A 11h15, nous commençons notre progression en direction du refuge Victor-Emmanuel II qui se trouve 750m plus haut. Le chemin longe un court instant le fond de vallée avant de monter à gauche dans une forêt de mélèzes où l’on voit de nombreux bouquetins et chamois. C’est un très joli sentier, souvent en pavés, qui s’élève en lacets. Très vite on quitte le bois et la vue sur la vallée est de plus en plus belle. Il nous faut 2 heures pour atteindre le refuge (2720m), mais juste avant, nous décidons de manger. Ainsi, si la pluie s’invitait, nous serions tout près !
Le refuge est un grand bâtiment sur 3 niveaux au toit arrondi recouvert de tôles. Il peut accueillir 130 personnes. Il est très propre avec des WC nickels, une grande salle de restaurant et des petites chambres pour 4 personnes.
Nous buvons une mousse ou deux, puis à 16h00, Mumu et moi décidons d’aller crapahuter une moraine 150m au-dessus du refuge pendant que les autres se prélassent tranquillement. La neige, absente jusqu’au refuge, est bien présente au-delà. On comprend qu’il faudra chausser les raquettes dès le départ demain matin. Au sommet de la moraine, Mumu est pris d’une envie pressante et au même moment, dans un vacarme assourdissant, une grosse avalanche se détache juste en face de nous. Elle fait bien 500m de large sur autant de hauteur. C’est la première que je vois et c’est un spectacle garanti. Mumu, lui est un des rares à pouvoir se vanter de pouvoir déclencher une avalanche en poussant fort depuis son trône !!!

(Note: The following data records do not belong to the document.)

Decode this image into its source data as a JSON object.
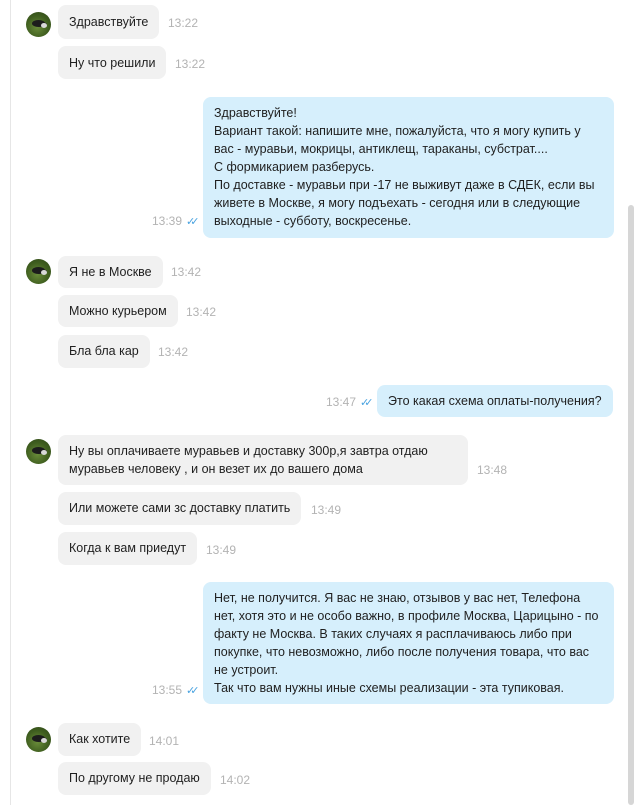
{
  "messages": [
    {
      "text": "Здравствуйте",
      "time": "13:22"
    },
    {
      "text": "Ну что решили",
      "time": "13:22"
    },
    {
      "text": "Здравствуйте!\nВариант такой: напишите мне, пожалуйста, что я могу купить у\nвас - муравьи, мокрицы, антиклещ, тараканы, субстрат....\nС формикарием разберусь.\nПо доставке - муравьи при -17 не выживут даже в СДЕК, если вы\nживете в Москве, я могу подъехать - сегодня или в следующие\nвыходные - субботу, воскресенье.",
      "time": "13:39"
    },
    {
      "text": "Я не в Москве",
      "time": "13:42"
    },
    {
      "text": "Можно курьером",
      "time": "13:42"
    },
    {
      "text": "Бла бла кар",
      "time": "13:42"
    },
    {
      "text": "Это какая схема оплаты-получения?",
      "time": "13:47"
    },
    {
      "text": "Ну вы оплачиваете муравьев и доставку 300р,я завтра отдаю\nмуравьев человеку , и он везет их до вашего дома",
      "time": "13:48"
    },
    {
      "text": "Или можете сами зс доставку платить",
      "time": "13:49"
    },
    {
      "text": "Когда к вам приедут",
      "time": "13:49"
    },
    {
      "text": "Нет, не получится. Я вас не знаю, отзывов у вас нет, Телефона\nнет, хотя это и не особо важно, в профиле Москва, Царицыно - по\nфакту не Москва. В таких случаях я расплачиваюсь либо при\nпокупке, что невозможно, либо после получения товара, что вас\nне устроит.\nТак что вам нужны иные схемы реализации - эта тупиковая.",
      "time": "13:55"
    },
    {
      "text": "Как хотите",
      "time": "14:01"
    },
    {
      "text": "По другому не продаю",
      "time": "14:02"
    }
  ],
  "colors": {
    "incoming_bubble": "#f1f1f1",
    "outgoing_bubble": "#d6effc",
    "read_check": "#4aa3e0",
    "timestamp": "#b3b3b3"
  },
  "icons": {
    "avatar": "ant-avatar",
    "read_status": "double-check-icon",
    "read_status_glyph": "✓✓"
  }
}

Nous redescendons au refuge où nous sommes maintenant une quarantaine et à 19h00, nous avalons le dîner avant l’extinction des feux à 21h00 : dur dur la vie en monastère !
Réveil à 2h45 pour le petit déjeuner. La veille au soir, nous avions prévu de laisser partir quelques groupes afin d’éviter de se fatiguer à faire la trace (pas folle la guêpe !) d’autant plus qu’on ne connaît pas l’itinéraire. Pourtant, personne ne semble pressé de partir, et ce n’est qu’à 4h15 qu’on emboîte le pas sur d’autres groupes. Il ne fait pas froid. Le spectacle des lumières des frontales qui jalonnent la montagne est toujours un moment fort pour moi. Dès le début de la marche, nous nous retrouvons, Olivier, Jérôme, Didier et moi. Les autres ont pris un peu de retard. Nous hésitons à les attendre, mais préférons poursuivre pour éviter de casser le rythme et de se refroidir. A 5h00, on éteint les lampes. Les nuages accrochent toutes les cimes, le soleil ne sera pas le la partie aujourd’hui.

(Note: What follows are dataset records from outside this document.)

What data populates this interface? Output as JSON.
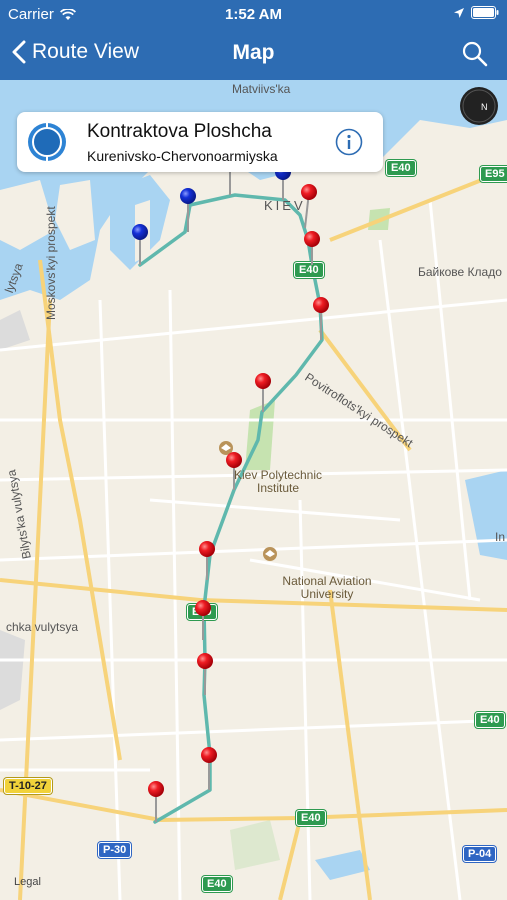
{
  "status": {
    "carrier": "Carrier",
    "time": "1:52 AM"
  },
  "nav": {
    "back_label": "Route View",
    "title": "Map"
  },
  "callout": {
    "stop_name": "Kontraktova Ploshcha",
    "route_name": "Kurenivsko-Chervonoarmiyska"
  },
  "map_labels": {
    "matviivs": "Matviivs'ka",
    "kiev": "KIEV",
    "moskovskyi": "Moskovs'kyi prospekt",
    "bilyts": "Bilyts'ka vulytsya",
    "povitroflots": "Povitroflots'kyi prospekt",
    "baikove": "Байкове Кладо",
    "lytsya": "lytsya",
    "vulytsya": "chka vulytsya",
    "i_n": "In",
    "polytechnic": "Kiev Polytechnic Institute",
    "aviation": "National Aviation University"
  },
  "road_shields": [
    {
      "label": "E40",
      "style": "green"
    },
    {
      "label": "E95",
      "style": "green"
    },
    {
      "label": "E40",
      "style": "green"
    },
    {
      "label": "E40",
      "style": "green"
    },
    {
      "label": "E40",
      "style": "green"
    },
    {
      "label": "E40",
      "style": "green"
    },
    {
      "label": "E40",
      "style": "green"
    },
    {
      "label": "T-10-27",
      "style": "yellow"
    },
    {
      "label": "P-30",
      "style": "blue"
    },
    {
      "label": "P-04",
      "style": "blue"
    }
  ],
  "legal": "Legal",
  "icons": {
    "back": "chevron-left-icon",
    "search": "search-icon",
    "info": "info-icon",
    "compass": "compass-icon",
    "wifi": "wifi-icon",
    "location": "location-arrow-icon",
    "battery": "battery-icon"
  },
  "colors": {
    "nav_bar": "#2d6cb3",
    "route_line": "#5fb8ad",
    "pin_red": "#e8151b",
    "pin_blue": "#1531d6"
  }
}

La pente n’est pas très sévère, nous doublons quelques groupes qui sont à l’arrêt avant qu’elle se redresse. Seul un skieur rando est devant moi. Il progresse en zig-zag tandis que je monte « droit dans le pentu ». Au sommet, la pente se radoucit mais le vent est présent et la température baisse sensiblement. Nous sommes à 3300m. Petite pause pour mettre une couche de vêtement supplémentaire avant une jolie côte à 35°-40°. Comme tout à l’heure, je m’engage droit dans la pente, pas une trace devant moi, c’est le pied. Jérôme me suit. La montée est éprouvante mais nous arrivons au sommet à 3600m, bientôt rejoints par Didier. Olivier qui a failli un instant faire demi-tour à cause du froid arrive à son tour suivi par Paul et Philippe que nous n’avions pas revu depuis le départ. Mumu quant à lui a rebroussé chemin au pied de la côte, sans doute la nuit blanche qu’il a passée y est pour quelque chose.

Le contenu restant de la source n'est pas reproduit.